DeepSeek's "Thinking with Visual Primitives" — Giving AI a Finger for Spatial Reasoning
DeepSeek quietly published one of the most important multimodal AI papers of 2026 — then just as quietly deleted it. The paper, titled "Thinking with Visual Primitives," introduces a fundamentally new approach to how AI models reason about images, and it solves a problem most people didn't even know existed.
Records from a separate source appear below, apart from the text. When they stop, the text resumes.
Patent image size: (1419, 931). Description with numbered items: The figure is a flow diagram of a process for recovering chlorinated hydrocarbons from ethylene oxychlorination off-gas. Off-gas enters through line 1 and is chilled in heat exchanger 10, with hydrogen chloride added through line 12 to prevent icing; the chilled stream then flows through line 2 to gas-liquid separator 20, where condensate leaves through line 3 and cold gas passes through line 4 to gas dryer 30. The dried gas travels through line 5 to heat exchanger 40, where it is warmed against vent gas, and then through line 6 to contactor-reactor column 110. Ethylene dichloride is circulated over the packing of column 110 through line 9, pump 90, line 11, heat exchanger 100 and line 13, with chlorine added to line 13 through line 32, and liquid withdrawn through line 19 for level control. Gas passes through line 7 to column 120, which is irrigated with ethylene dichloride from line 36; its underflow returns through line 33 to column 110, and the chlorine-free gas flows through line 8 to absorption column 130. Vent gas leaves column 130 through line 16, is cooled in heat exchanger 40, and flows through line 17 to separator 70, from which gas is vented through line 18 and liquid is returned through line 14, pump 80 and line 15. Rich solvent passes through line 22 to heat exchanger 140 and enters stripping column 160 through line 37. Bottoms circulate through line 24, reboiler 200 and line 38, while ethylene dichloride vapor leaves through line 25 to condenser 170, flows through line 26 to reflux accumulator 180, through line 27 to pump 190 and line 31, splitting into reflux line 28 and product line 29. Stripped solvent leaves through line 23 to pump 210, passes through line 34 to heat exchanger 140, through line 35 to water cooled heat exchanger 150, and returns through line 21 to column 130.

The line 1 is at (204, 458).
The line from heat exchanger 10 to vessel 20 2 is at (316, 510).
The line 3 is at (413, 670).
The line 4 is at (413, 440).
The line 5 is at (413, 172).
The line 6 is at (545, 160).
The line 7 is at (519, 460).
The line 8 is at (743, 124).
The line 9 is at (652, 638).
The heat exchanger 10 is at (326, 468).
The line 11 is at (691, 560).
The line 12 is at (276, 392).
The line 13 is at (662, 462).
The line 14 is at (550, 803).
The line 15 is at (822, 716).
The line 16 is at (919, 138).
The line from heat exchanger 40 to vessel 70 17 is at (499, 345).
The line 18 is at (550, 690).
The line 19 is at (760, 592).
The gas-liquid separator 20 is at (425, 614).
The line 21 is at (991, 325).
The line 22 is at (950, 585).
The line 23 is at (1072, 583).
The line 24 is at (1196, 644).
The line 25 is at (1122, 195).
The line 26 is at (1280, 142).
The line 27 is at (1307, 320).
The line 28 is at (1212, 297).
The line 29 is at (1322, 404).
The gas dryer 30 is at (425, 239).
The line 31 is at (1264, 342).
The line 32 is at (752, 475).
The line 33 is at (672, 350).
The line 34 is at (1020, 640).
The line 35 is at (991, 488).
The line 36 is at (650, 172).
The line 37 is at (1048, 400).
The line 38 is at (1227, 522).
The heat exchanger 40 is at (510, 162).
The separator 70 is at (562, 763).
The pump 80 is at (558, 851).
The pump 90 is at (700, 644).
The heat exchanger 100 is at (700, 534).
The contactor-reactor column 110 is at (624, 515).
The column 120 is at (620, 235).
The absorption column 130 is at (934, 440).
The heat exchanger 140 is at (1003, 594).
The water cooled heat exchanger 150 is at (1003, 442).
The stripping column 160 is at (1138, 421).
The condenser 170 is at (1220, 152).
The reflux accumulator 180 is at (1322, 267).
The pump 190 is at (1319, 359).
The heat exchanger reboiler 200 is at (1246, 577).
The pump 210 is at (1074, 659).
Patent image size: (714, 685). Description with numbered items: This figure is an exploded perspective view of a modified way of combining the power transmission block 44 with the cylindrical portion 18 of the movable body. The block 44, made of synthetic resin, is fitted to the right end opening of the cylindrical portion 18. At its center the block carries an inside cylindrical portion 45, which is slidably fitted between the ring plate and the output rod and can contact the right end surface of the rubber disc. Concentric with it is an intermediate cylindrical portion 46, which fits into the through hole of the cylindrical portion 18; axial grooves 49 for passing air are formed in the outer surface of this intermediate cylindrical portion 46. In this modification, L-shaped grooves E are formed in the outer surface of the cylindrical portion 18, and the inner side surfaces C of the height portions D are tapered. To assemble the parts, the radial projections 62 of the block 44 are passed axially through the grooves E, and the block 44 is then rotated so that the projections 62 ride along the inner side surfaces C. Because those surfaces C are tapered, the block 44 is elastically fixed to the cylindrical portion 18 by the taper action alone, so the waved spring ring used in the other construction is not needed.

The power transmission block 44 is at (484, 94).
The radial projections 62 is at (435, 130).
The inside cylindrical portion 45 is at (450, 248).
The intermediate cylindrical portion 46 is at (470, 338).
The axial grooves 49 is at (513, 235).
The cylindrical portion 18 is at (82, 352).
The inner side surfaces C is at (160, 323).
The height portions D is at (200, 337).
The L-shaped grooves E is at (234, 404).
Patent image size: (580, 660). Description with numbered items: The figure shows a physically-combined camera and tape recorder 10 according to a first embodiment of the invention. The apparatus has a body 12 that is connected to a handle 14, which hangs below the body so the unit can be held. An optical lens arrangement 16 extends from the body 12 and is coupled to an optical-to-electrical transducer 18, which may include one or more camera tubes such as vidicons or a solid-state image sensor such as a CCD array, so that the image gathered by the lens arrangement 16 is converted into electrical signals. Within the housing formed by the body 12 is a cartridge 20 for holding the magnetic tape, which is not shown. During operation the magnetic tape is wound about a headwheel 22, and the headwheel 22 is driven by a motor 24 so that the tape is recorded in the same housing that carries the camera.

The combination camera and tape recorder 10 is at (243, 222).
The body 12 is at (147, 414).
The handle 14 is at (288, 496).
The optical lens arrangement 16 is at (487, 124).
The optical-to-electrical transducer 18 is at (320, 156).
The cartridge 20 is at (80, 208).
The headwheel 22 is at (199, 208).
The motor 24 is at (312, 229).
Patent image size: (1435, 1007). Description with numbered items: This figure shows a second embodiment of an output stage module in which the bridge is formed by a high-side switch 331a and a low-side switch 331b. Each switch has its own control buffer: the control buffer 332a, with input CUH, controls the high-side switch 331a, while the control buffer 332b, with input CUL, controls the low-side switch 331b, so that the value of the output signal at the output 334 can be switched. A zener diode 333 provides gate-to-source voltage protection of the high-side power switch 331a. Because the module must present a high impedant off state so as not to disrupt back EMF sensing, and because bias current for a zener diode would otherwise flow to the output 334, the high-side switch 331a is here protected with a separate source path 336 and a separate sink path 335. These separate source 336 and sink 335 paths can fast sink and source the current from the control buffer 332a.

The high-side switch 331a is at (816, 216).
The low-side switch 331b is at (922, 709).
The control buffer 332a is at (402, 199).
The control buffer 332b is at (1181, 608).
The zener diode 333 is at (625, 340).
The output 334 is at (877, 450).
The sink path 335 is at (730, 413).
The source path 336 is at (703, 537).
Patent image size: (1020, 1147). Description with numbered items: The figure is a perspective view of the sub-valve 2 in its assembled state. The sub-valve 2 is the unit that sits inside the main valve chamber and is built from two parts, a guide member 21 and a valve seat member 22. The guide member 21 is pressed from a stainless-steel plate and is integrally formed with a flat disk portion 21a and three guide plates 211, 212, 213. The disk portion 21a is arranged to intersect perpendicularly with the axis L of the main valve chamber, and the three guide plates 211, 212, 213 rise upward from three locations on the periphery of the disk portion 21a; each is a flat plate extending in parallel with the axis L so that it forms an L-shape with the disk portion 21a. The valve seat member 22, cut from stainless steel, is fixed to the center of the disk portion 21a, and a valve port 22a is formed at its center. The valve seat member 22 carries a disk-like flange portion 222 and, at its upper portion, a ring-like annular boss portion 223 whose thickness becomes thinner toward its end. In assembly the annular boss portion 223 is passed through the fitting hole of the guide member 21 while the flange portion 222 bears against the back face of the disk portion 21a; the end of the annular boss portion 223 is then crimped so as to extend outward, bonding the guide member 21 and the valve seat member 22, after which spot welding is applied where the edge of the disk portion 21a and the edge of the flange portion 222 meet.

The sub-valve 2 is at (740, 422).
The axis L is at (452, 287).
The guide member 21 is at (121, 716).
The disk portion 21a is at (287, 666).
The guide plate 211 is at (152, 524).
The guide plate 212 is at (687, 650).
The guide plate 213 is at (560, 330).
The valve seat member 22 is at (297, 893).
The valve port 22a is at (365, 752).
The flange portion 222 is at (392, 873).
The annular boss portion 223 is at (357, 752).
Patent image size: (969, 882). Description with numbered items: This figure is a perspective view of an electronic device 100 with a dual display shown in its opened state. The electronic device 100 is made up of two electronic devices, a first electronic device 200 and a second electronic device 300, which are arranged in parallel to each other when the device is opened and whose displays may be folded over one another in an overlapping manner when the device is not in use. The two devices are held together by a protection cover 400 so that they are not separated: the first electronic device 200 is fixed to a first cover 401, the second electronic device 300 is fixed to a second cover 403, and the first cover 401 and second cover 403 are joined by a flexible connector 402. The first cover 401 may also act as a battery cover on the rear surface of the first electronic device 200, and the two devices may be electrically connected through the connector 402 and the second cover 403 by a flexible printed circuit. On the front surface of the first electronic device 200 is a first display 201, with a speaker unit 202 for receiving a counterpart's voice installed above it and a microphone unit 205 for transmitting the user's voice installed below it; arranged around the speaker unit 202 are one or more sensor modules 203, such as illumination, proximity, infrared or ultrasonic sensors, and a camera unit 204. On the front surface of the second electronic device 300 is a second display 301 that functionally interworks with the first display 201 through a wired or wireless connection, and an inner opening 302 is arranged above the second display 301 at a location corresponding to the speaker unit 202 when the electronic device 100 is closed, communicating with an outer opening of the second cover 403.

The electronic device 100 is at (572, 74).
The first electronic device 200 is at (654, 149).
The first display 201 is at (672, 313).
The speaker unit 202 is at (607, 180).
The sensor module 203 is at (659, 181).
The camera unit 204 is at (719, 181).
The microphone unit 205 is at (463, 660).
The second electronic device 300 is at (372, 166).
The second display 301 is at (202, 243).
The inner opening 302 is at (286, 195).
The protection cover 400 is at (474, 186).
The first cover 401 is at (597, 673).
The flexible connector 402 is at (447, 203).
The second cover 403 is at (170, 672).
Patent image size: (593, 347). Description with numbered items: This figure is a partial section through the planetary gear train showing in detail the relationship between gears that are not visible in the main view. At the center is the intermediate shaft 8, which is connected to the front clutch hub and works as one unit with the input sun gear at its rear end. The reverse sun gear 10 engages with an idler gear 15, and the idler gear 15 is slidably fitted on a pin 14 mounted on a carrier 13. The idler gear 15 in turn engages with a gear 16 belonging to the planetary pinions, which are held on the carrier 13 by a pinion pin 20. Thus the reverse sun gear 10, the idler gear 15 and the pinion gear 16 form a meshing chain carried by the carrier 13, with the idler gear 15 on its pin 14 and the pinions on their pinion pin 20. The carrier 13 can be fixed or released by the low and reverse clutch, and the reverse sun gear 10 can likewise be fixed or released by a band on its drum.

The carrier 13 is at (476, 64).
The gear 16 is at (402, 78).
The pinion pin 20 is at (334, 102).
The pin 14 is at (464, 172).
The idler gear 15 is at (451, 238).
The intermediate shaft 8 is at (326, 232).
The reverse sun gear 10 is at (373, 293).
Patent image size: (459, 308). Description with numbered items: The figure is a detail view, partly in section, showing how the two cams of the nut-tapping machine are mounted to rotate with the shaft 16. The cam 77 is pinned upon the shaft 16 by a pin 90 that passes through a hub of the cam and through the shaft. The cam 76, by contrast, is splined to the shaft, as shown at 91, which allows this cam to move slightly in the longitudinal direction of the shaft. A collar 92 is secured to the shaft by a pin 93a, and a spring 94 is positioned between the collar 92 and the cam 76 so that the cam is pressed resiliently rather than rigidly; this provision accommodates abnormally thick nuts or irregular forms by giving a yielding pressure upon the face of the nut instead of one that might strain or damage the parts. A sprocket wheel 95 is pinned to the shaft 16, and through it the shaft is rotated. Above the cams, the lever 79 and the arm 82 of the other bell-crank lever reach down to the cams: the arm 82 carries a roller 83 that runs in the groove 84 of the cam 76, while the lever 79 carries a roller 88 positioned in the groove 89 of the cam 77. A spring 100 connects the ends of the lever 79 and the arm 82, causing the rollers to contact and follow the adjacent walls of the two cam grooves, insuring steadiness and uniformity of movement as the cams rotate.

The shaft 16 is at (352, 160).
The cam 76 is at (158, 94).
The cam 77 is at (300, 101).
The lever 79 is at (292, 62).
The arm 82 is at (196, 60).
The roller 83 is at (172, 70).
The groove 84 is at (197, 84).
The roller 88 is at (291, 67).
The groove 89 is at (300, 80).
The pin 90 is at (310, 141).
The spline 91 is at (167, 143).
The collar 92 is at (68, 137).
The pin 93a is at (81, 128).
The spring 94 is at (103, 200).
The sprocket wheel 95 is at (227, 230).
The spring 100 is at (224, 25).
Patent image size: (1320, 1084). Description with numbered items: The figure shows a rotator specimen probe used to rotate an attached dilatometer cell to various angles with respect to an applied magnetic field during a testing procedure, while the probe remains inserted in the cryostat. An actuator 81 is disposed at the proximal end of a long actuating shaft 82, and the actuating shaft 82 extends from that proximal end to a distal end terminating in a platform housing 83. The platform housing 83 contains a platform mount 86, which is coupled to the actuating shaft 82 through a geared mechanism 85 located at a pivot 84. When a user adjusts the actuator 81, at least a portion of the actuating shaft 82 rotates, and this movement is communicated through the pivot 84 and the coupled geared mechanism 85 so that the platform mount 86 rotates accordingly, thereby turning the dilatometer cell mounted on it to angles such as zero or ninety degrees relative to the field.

The Reference Gap: Why Language Fails at Visual Reasoning
Currently, multimodal AI models use language as the medium for visual reasoning. When GPT-5.4 or Claude Sonnet 4.6 tries to count people in a crowded photo, it narrates its thought process in words: "The person on the left... the person slightly to the right of center..." This sounds natural, but it's fundamentally unreliable. Language description is ambiguous — pronouns drift, spatial references lose precision, and by the third sentence the model has no clean way to refer back to that specific person it mentioned earlier.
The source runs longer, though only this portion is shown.